There were several ways to interpret recent remarks by Russian President Vladimir Putin, who used a speech to his country’s parliament to take a swipe at the growing number of domestic companies hiring foreign executives to fill their management ranks. It could have simply been an effort to stir up nationalism before Presidential elections in March, or a sign that the increasingly frosty political climate between Russia and the West is beginning to spill over into business. Or perhaps it was both.
Whatever the interpretation, European executives are growing increasingly wary of Putin’s influence on corporate affairs. The blurring of lines between politics and business was made clear earlier this year when two major Europe-based oil groups — Royal Dutch Shell and BP — ceded control of assets in Russia under state pressure, which consigned those companies to a much smaller supporting role in the country’s natural-resources industries.
Yet widespread divestment isn’t in the cards, because the EU and Russia need each other. The EU is Russia’s main trading partner (as the largest consumer of its energy products), while Russia is the EU’s third most important partner, after the United States and China.
Putin’s saber rattling, meanwhile, comes at a time when many Russian companies are edging closer to the West. Of the 21 initial public offerings of Russian companies last year, only 7 were launched in Moscow, compared with 5 that were dual Moscow-London listings, 3 solely in London, and 1 in New York. For Russia’s more ambitious companies, a listing abroad on the world’s biggest exchanges conveys at least the appearance of modern, Western governance.

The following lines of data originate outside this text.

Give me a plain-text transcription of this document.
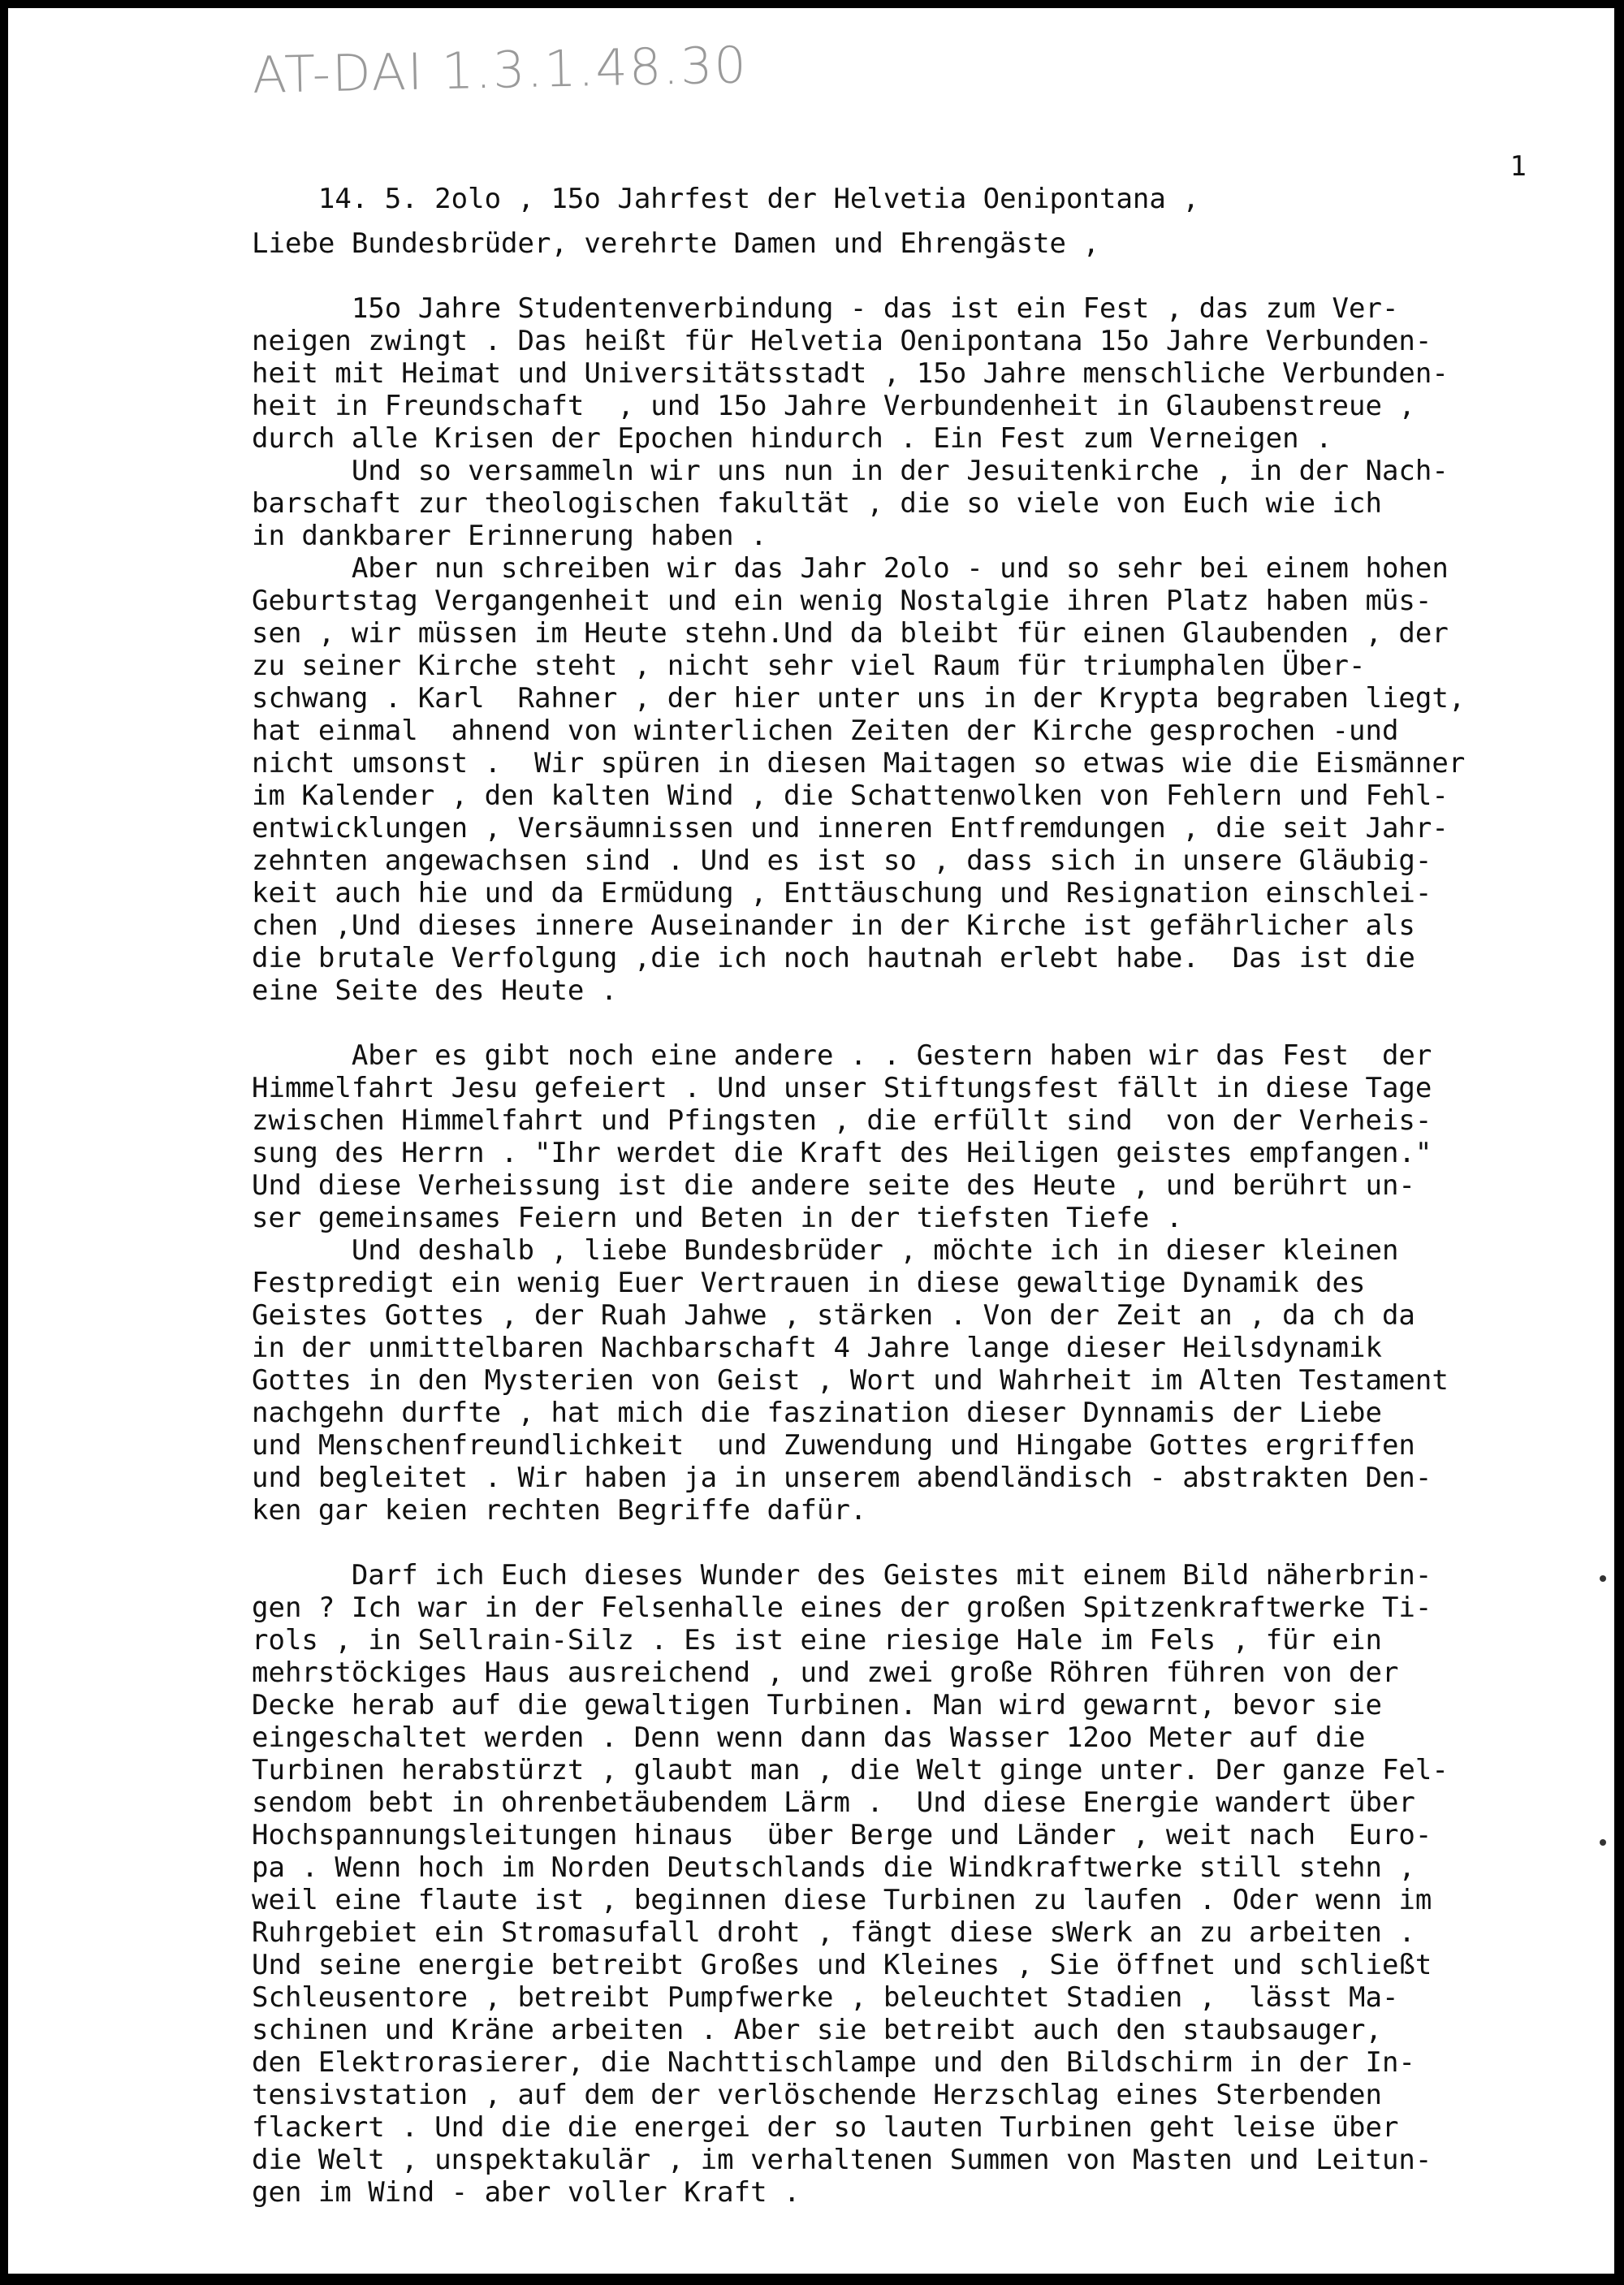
AT-DAI 1.3.1.48.30

14. 5. 2olo , 15o Jahrfest der Helvetia Oenipontana ,

1

Liebe Bundesbrüder, verehrte Damen und Ehrengäste ,
15o Jahre Studentenverbindung - das ist ein Fest , das zum Ver-
neigen zwingt . Das heißt für Helvetia Oenipontana 15o Jahre Verbunden-
heit mit Heimat und Universitätsstadt , 15o Jahre menschliche Verbunden-
heit in Freundschaft  , und 15o Jahre Verbundenheit in Glaubenstreue ,
durch alle Krisen der Epochen hindurch . Ein Fest zum Verneigen .
Und so versammeln wir uns nun in der Jesuitenkirche , in der Nach-
barschaft zur theologischen fakultät , die so viele von Euch wie ich
in dankbarer Erinnerung haben .
Aber nun schreiben wir das Jahr 2olo - und so sehr bei einem hohen
Geburtstag Vergangenheit und ein wenig Nostalgie ihren Platz haben müs-
sen , wir müssen im Heute stehn.Und da bleibt für einen Glaubenden , der
zu seiner Kirche steht , nicht sehr viel Raum für triumphalen Über-
schwang . Karl  Rahner , der hier unter uns in der Krypta begraben liegt,
hat einmal  ahnend von winterlichen Zeiten der Kirche gesprochen -und
nicht umsonst .  Wir spüren in diesen Maitagen so etwas wie die Eismänner
im Kalender , den kalten Wind , die Schattenwolken von Fehlern und Fehl-
entwicklungen , Versäumnissen und inneren Entfremdungen , die seit Jahr-
zehnten angewachsen sind . Und es ist so , dass sich in unsere Gläubig-
keit auch hie und da Ermüdung , Enttäuschung und Resignation einschlei-
chen ,Und dieses innere Auseinander in der Kirche ist gefährlicher als
die brutale Verfolgung ,die ich noch hautnah erlebt habe.  Das ist die
eine Seite des Heute .
Aber es gibt noch eine andere . . Gestern haben wir das Fest  der
Himmelfahrt Jesu gefeiert . Und unser Stiftungsfest fällt in diese Tage
zwischen Himmelfahrt und Pfingsten , die erfüllt sind  von der Verheis-
sung des Herrn . "Ihr werdet die Kraft des Heiligen geistes empfangen."
Und diese Verheissung ist die andere seite des Heute , und berührt un-
ser gemeinsames Feiern und Beten in der tiefsten Tiefe .
Und deshalb , liebe Bundesbrüder , möchte ich in dieser kleinen
Festpredigt ein wenig Euer Vertrauen in diese gewaltige Dynamik des
Geistes Gottes , der Ruah Jahwe , stärken . Von der Zeit an , da ch da
in der unmittelbaren Nachbarschaft 4 Jahre lange dieser Heilsdynamik
Gottes in den Mysterien von Geist , Wort und Wahrheit im Alten Testament
nachgehn durfte , hat mich die faszination dieser Dynnamis der Liebe
und Menschenfreundlichkeit  und Zuwendung und Hingabe Gottes ergriffen
und begleitet . Wir haben ja in unserem abendländisch - abstrakten Den-
ken gar keien rechten Begriffe dafür.
Darf ich Euch dieses Wunder des Geistes mit einem Bild näherbrin-
gen ? Ich war in der Felsenhalle eines der großen Spitzenkraftwerke Ti-
rols , in Sellrain-Silz . Es ist eine riesige Hale im Fels , für ein
mehrstöckiges Haus ausreichend , und zwei große Röhren führen von der
Decke herab auf die gewaltigen Turbinen. Man wird gewarnt, bevor sie
eingeschaltet werden . Denn wenn dann das Wasser 12oo Meter auf die
Turbinen herabstürzt , glaubt man , die Welt ginge unter. Der ganze Fel-
sendom bebt in ohrenbetäubendem Lärm .  Und diese Energie wandert über
Hochspannungsleitungen hinaus  über Berge und Länder , weit nach  Euro-
pa . Wenn hoch im Norden Deutschlands die Windkraftwerke still stehn ,
weil eine flaute ist , beginnen diese Turbinen zu laufen . Oder wenn im
Ruhrgebiet ein Stromasufall droht , fängt diese sWerk an zu arbeiten .
Und seine energie betreibt Großes und Kleines , Sie öffnet und schließt
Schleusentore , betreibt Pumpfwerke , beleuchtet Stadien ,  lässt Ma-
schinen und Kräne arbeiten . Aber sie betreibt auch den staubsauger,
den Elektrorasierer, die Nachttischlampe und den Bildschirm in der In-
tensivstation , auf dem der verlöschende Herzschlag eines Sterbenden
flackert . Und die die energei der so lauten Turbinen geht leise über
die Welt , unspektakulär , im verhaltenen Summen von Masten und Leitun-
gen im Wind - aber voller Kraft .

One Russian company that has worked harder than most at Westernizing itself is aluminum maker United Co. Rusal. With great fanfare, it has been implementing a new governance structure — partly to meet loan requirements set by the European Investment Bank and partly to make itself more appealing to Western investors before an eventual IPO in London. A key element of the program includes the appointment of former Standard Chartered Bank CFO Nigel Kenny and former U.S. Ambassador to the UK Philip Lader as nonexecutive directors.
At this point, Western expatriates aren’t packing their bags and leaving Russia en masse. But as one expat executive told The Moscow Times, a local newspaper published in English, on the day of Putin’s speech: “[His remarks were] a suggestion to industry, but a suggestion by Putin carries enough weight on its own.”
Janet Kersnar is editor-in-chief of CFO Europe.